Saturday, May 20, 2006

of humanity and divinity

Apparently in the movie of “The da Vinci Code”, the protagonist, near the end, reflects with the following:
Why does it have to be human or divine? Maybe human is divine?

There are two interesting things about this supposition - not so much for any depth in the idea per se, but for the implications that it has.

One is this idea of humanity being divine. I was recently talking with a pantheist. English wasn’t his native tongue, so I’m not sure I caught it all, but basically he takes a Jim Casy-like (Grapes of Wrath) approach to holiness, that all things have a holiness to them. The trouble here is that, as more and more things become “holy”, there is less and less that is not “holy”. The usefulness of the term to describe something diminishes, since what is described is less and less homogenous. The end result, as this process continues (this is why all educated people should study calculus!), is that “holiness” becomes meaningless. While there is a distinction between pantheism (all things are divine) and asserting that all humanity is divine, the effect is the same: nothing is greater than ourselves. Ayn Rand would be proud. (And thank you, again, to the one who got me to read “The Fountainhead”.)

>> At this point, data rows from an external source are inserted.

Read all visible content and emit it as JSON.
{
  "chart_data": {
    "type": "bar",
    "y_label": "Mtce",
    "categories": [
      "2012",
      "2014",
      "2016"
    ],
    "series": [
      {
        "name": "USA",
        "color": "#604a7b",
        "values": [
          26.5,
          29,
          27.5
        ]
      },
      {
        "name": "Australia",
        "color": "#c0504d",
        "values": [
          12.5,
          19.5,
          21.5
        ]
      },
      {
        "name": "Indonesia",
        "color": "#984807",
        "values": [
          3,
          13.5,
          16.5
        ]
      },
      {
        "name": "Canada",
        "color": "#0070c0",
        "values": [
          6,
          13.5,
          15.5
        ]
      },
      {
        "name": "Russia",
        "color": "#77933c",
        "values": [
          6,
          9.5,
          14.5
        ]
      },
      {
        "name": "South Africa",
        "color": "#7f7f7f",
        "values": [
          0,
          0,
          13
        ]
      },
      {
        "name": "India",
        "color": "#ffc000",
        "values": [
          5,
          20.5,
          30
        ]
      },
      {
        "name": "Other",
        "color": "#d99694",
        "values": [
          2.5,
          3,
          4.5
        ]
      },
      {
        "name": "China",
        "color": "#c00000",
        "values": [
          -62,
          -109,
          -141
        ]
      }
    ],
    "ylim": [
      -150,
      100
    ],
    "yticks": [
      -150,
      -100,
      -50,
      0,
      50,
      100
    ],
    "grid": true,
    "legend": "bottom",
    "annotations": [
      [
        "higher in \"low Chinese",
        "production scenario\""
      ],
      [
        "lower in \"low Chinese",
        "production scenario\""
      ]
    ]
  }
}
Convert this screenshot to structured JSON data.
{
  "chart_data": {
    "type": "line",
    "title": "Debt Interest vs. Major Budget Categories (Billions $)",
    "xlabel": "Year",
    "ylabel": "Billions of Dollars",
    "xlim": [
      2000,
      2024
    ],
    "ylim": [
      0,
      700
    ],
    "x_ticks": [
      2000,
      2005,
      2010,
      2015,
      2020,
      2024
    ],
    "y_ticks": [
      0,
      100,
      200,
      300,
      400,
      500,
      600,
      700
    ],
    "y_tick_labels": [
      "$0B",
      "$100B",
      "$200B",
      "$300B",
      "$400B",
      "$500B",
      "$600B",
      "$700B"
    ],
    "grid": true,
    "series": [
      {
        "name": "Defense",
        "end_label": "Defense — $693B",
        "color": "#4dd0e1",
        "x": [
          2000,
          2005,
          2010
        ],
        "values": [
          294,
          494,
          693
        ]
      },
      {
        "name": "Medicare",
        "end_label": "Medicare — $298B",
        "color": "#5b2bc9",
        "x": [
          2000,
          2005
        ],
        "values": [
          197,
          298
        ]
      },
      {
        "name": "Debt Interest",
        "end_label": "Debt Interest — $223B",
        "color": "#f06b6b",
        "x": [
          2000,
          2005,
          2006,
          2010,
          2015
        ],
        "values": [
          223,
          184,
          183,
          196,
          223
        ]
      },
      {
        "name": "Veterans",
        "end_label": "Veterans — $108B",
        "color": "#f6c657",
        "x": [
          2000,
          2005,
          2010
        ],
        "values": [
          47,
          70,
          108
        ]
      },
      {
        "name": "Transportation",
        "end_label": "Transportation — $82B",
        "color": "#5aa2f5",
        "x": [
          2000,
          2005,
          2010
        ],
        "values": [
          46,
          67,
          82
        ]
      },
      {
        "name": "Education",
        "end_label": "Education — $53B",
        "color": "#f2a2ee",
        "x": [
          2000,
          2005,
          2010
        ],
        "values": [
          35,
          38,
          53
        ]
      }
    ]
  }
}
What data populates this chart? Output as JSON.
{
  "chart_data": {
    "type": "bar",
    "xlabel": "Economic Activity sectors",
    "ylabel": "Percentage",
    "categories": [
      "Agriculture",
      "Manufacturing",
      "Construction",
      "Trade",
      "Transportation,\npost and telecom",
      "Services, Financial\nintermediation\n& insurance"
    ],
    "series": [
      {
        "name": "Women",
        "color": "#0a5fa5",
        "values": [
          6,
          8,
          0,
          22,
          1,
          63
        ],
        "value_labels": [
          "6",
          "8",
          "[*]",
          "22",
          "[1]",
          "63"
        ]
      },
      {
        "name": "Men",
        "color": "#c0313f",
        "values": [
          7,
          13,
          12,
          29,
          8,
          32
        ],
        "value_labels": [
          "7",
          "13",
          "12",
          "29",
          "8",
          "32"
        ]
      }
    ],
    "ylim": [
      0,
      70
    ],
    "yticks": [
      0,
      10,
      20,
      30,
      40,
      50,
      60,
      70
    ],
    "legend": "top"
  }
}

The second is the idea of Christ present in the gathered assembly in the liturgy. As I’ve maybe blogged before, I think this idea needs REAL caution because of how close it comes to teaching exactly what Langdon (dVC protagonist) proposes: that humanity itself is divine. Thus we lose sight of the wonder of the incarnation - Jews consider it a heresy to propose that God would take human form, while Christians regard it as a sign of the incredible power of God, that He can and did become like us in all ways except sin. Thankfully, the “we are the body of Christ” idea, legitimate though it is, seems to be given a good deal more due caution in the coming generation of clergy and laypeople than in so many priests and bishops today.